殊能将之『黒い仏』

No.44
講談社文庫:2001
☆☆☆
 まったく無害に思えたのですね。コレまでのページには、どんな確かな原理も含まれず、どんな教義も広めず、どんな信念も侵害しない、と……。
 しかし、槌は振り下ろされ、もはやすべては遅すぎるのです。

どこかで読んだ、独裁者が次々と出してくる統制が、自分の宗教には関係無いという理由で何も意見していなかったら、最後にそれが規制された時に、味方になってくれる人はみんなそれまでの統制でいなくなっていて何も出来なかった、という修道僧の話を思い出した。

前作『美濃牛』に続き、石動戯作が主要登場人物として出てきます。物語は、9世紀に天台僧の円載が残したとされている秘宝を探すために石動がダイエー(当時)の日本シリーズ出場に沸く福岡へ行くというパートと、同じく福岡で見つかった身元不明の殺人事件を捜査する刑事のパートに大きく分かれます。

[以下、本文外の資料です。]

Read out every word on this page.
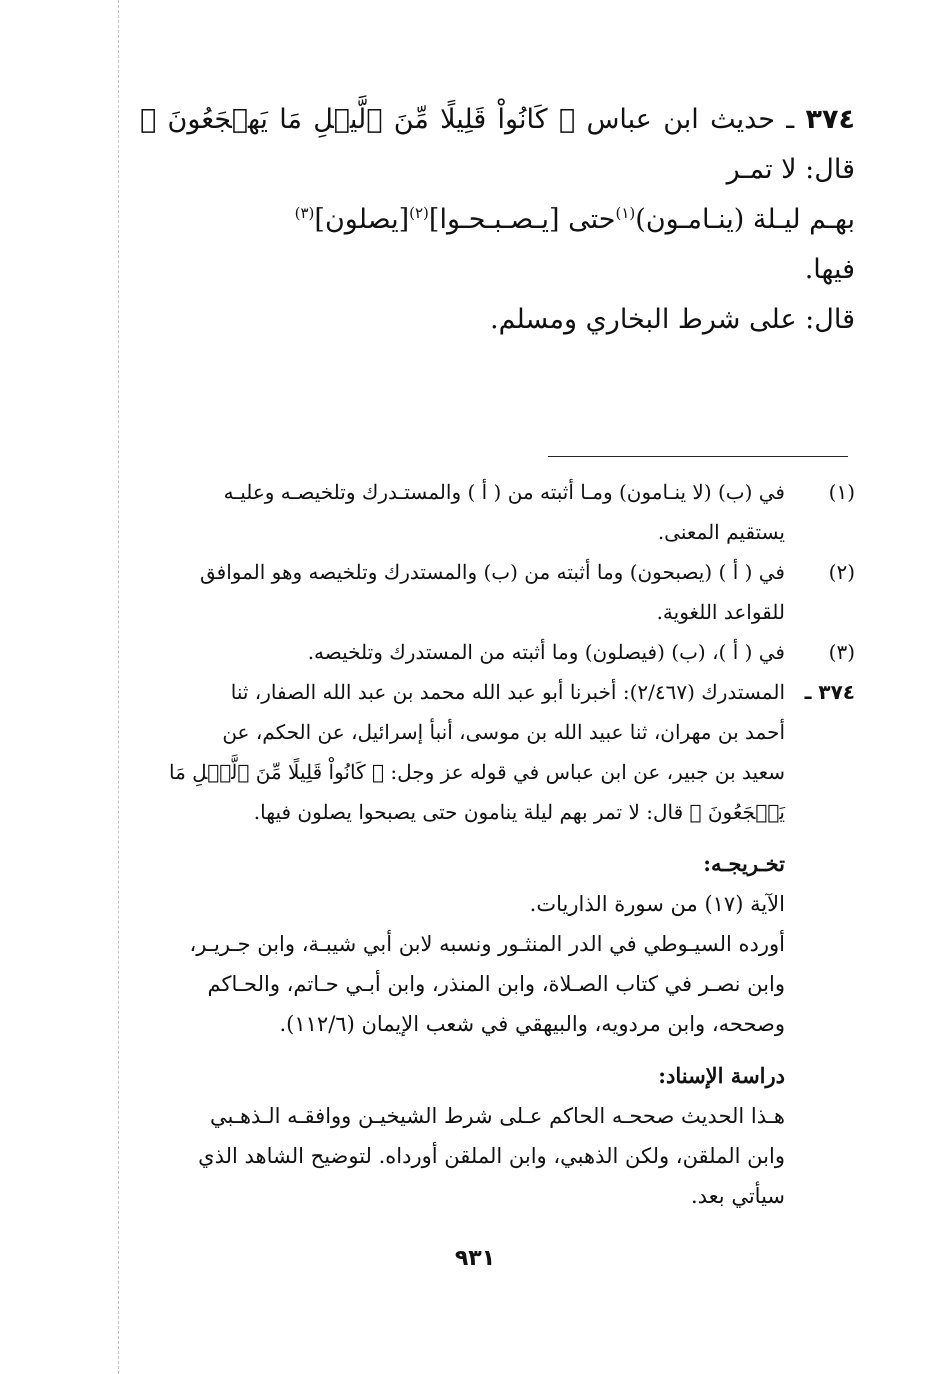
٣٧٤ ـ حديث ابن عباس ﴿ كَانُواْ قَلِيلًا مِّنَ ٱلَّيۡلِ مَا يَهۡجَعُونَ ﴾ قال: لا تمـر

بهـم ليـلة (ينـامـون)$^{(١)}$حتى [يـصـبـحـوا]$^{(٢)}$[يصلون]$^{(٣)}$

فيها.

قال: على شرط البخاري ومسلم.

(١)

في (ب) (لا ينـامون) ومـا أثبته من ( أ ) والمستـدرك وتلخيصـه وعليـه

يستقيم المعنى.

(٢)

في ( أ ) (يصبحون) وما أثبته من (ب) والمستدرك وتلخيصه وهو الموافق

للقواعد اللغوية.

(٣)

في ( أ )، (ب) (فيصلون) وما أثبته من المستدرك وتلخيصه.

٣٧٤ ـ

المستدرك (٢/٤٦٧): أخبرنا أبو عبد الله محمد بن عبد الله الصفار، ثنا

أحمد بن مهران، ثنا عبيد الله بن موسى، أنبأ إسرائيل، عن الحكم، عن

سعيد بن جبير، عن ابن عباس في قوله عز وجل: ﴿ كَانُواْ قَلِيلًا مِّنَ ٱلَّيۡلِ مَا

يَهۡجَعُونَ ﴾ قال: لا تمر بهم ليلة ينامون حتى يصبحوا يصلون فيها.

تخـريجـه:
الآية (١٧) من سورة الذاريات.
أورده السيـوطي في الدر المنثـور ونسبه لابن أبي شيبـة، وابن جـريـر،
وابن نصـر في كتاب الصـلاة، وابن المنذر، وابن أبـي حـاتم، والحـاكم
وصححه، وابن مردويه، والبيهقي في شعب الإيمان (١١٢/٦).
دراسة الإسناد:
هـذا الحديث صححـه الحاكم عـلى شرط الشيخيـن ووافقـه الـذهـبي
وابن الملقن، ولكن الذهبي، وابن الملقن أورداه. لتوضيح الشاهد الذي
سيأتي بعد.
٩٣١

全ての描写が肩透かしをくらわせるような感じになっているというか、穿った見方をすれば読者を小馬鹿にしたように見えなくもなくて、それが合わない人には合わないかもしれません。後半に出てくる居酒屋のメニューあたりは、ちょっとくどすぎるかも、と思いました。

あとこの人の書く小説は料理が凄いうまそう。今回も、石動が宿泊することになる旅館は、田舎のボロ旅館ではあるけれど何故か料理だけは一流。そうとう思い入れがあるのでしょうね。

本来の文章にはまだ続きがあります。